Would it make sense to group our data frame by the column weight? Why or why not?

# In real life nearly every sample has a unique value. So nearly every sample would 
# be placed in an own group.
# In our training data you can see that there are quite some values for weight.

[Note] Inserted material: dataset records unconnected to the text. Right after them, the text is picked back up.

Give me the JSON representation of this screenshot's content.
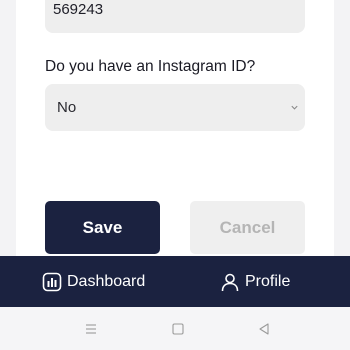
{
  "form": {
    "phone_value": "569243",
    "instagram_question": "Do you have an Instagram ID?",
    "instagram_select": {
      "selected": "No"
    }
  },
  "actions": {
    "save_label": "Save",
    "cancel_label": "Cancel"
  },
  "bottom_nav": {
    "items": [
      {
        "label": "Dashboard",
        "icon": "chart-icon"
      },
      {
        "label": "Profile",
        "icon": "user-icon"
      }
    ]
  },
  "system_nav": {
    "icons": [
      "menu-icon",
      "home-icon",
      "back-icon"
    ]
  },
  "colors": {
    "primary": "#1b2240",
    "field_bg": "#eeeeee",
    "cancel_text": "#b5b5b5"
  }
}
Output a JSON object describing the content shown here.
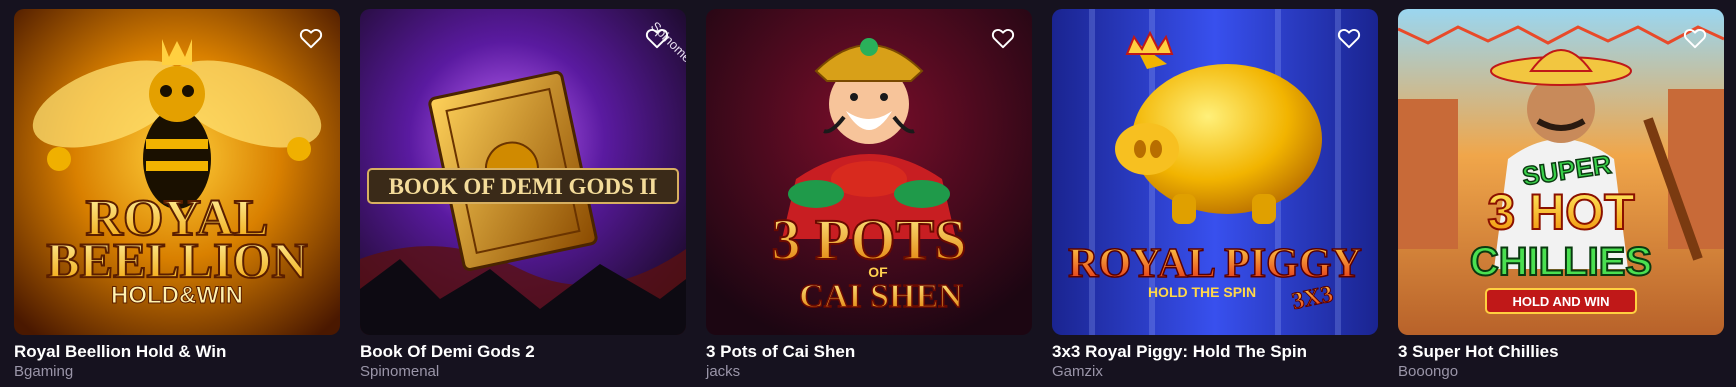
{
  "games": [
    {
      "title": "Royal Beellion Hold & Win",
      "provider": "Bgaming",
      "art_lines": [
        "ROYAL",
        "BEELLION",
        "HOLD&WIN"
      ],
      "accent": "#f5a400"
    },
    {
      "title": "Book Of Demi Gods 2",
      "provider": "Spinomenal",
      "art_lines": [
        "BOOK OF DEMI GODS II"
      ],
      "watermark": "Spinomenal",
      "accent": "#7a2fc4"
    },
    {
      "title": "3 Pots of Cai Shen",
      "provider": "jacks",
      "art_lines": [
        "3 POTS",
        "OF",
        "CAI SHEN"
      ],
      "accent": "#c8141e"
    },
    {
      "title": "3x3 Royal Piggy: Hold The Spin",
      "provider": "Gamzix",
      "art_lines": [
        "ROYAL PIGGY",
        "HOLD THE SPIN",
        "3X3"
      ],
      "accent": "#2b3fd6"
    },
    {
      "title": "3 Super Hot Chillies",
      "provider": "Booongo",
      "art_lines": [
        "SUPER",
        "3 HOT",
        "CHILLIES",
        "HOLD AND WIN"
      ],
      "accent": "#e2781c"
    }
  ],
  "icons": {
    "favorite": "heart-outline-icon"
  }
}
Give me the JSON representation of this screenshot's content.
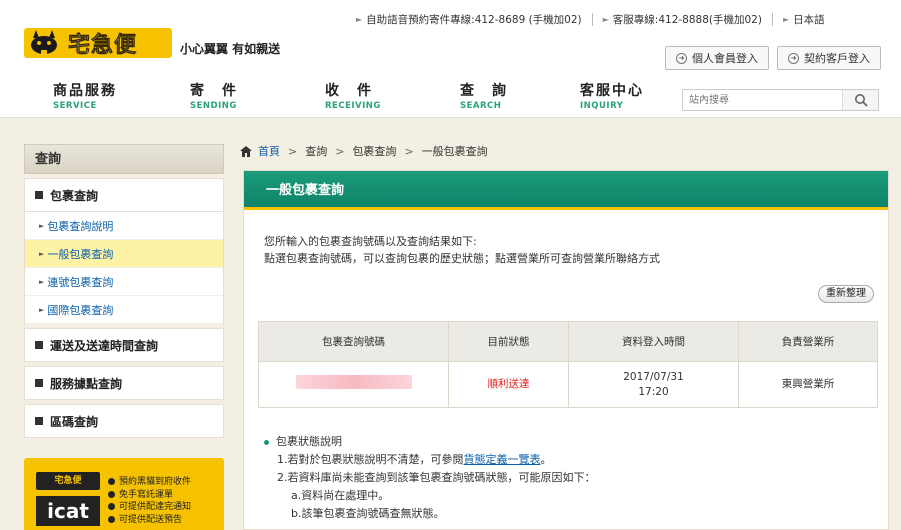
{
  "topbar": {
    "items": [
      "自助語音預約寄件專線:412-8689 (手機加02)",
      "客服專線:412-8888(手機加02)",
      "日本語"
    ]
  },
  "logo": {
    "text": "宅急便",
    "slogan": "小心翼翼 有如親送"
  },
  "login": {
    "member": "個人會員登入",
    "contract": "契約客戶登入"
  },
  "nav": [
    {
      "zh": "商品服務",
      "en": "SERVICE"
    },
    {
      "zh": "寄　件",
      "en": "SENDING"
    },
    {
      "zh": "收　件",
      "en": "RECEIVING"
    },
    {
      "zh": "查　詢",
      "en": "SEARCH"
    },
    {
      "zh": "客服中心",
      "en": "INQUIRY"
    }
  ],
  "search": {
    "placeholder": "站內搜尋"
  },
  "sidebar": {
    "title": "查詢",
    "cat_parcel": "包裹查詢",
    "sub_items": [
      "包裹查詢說明",
      "一般包裹查詢",
      "連號包裹查詢",
      "國際包裹查詢"
    ],
    "cat_delivery": "運送及送達時間查詢",
    "cat_location": "服務據點查詢",
    "cat_zip": "區碼查詢"
  },
  "promo": {
    "logo": "宅急便",
    "icat": "icat",
    "items": [
      "預約黑貓到府收件",
      "免手寫託運單",
      "可提供配達完通知",
      "可提供配送預告"
    ]
  },
  "breadcrumb": {
    "home": "首頁",
    "level1": "查詢",
    "level2": "包裹查詢",
    "current": "一般包裹查詢"
  },
  "panel": {
    "title": "一般包裹查詢",
    "intro_line1": "您所輸入的包裹查詢號碼以及查詢結果如下:",
    "intro_line2": "點選包裹查詢號碼，可以查詢包裹的歷史狀態；點選營業所可查詢營業所聯絡方式",
    "refresh": "重新整理"
  },
  "table": {
    "headers": [
      "包裹查詢號碼",
      "目前狀態",
      "資料登入時間",
      "負責營業所"
    ],
    "row": {
      "status": "順利送達",
      "date": "2017/07/31",
      "time": "17:20",
      "office": "東興營業所"
    }
  },
  "notes": {
    "heading": "包裹狀態說明",
    "line1_prefix": "1.若對於包裹狀態說明不清楚，可參閱",
    "line1_link": "貨態定義一覽表",
    "line1_suffix": "。",
    "line2": "2.若資料庫尚未能查詢到該筆包裹查詢號碼狀態，可能原因如下：",
    "line2a": "a.資料尚在處理中。",
    "line2b": "b.該筆包裹查詢號碼查無狀態。"
  },
  "colors": {
    "brand_yellow": "#f6c200",
    "header_green": "#0f8468",
    "status_red": "#e0201a",
    "link_blue": "#0a5fa8"
  }
}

So
# usually it is not a good idea to categorise (group) data on such values.
print("Number of rows:", len(surveys_df))
print(len(surveys_df['weight'].unique())) #includes nan
print(len(surveys_df.groupby(['weight']).groups)) #does not include nan

Number of rows: 35549
256
255

11.0.10 Exercise 9

In the given example of vertical concatenation, you concatenated two DataFrames with the same columns. What would happen if the two DataFrames to concatenate have different column number and names?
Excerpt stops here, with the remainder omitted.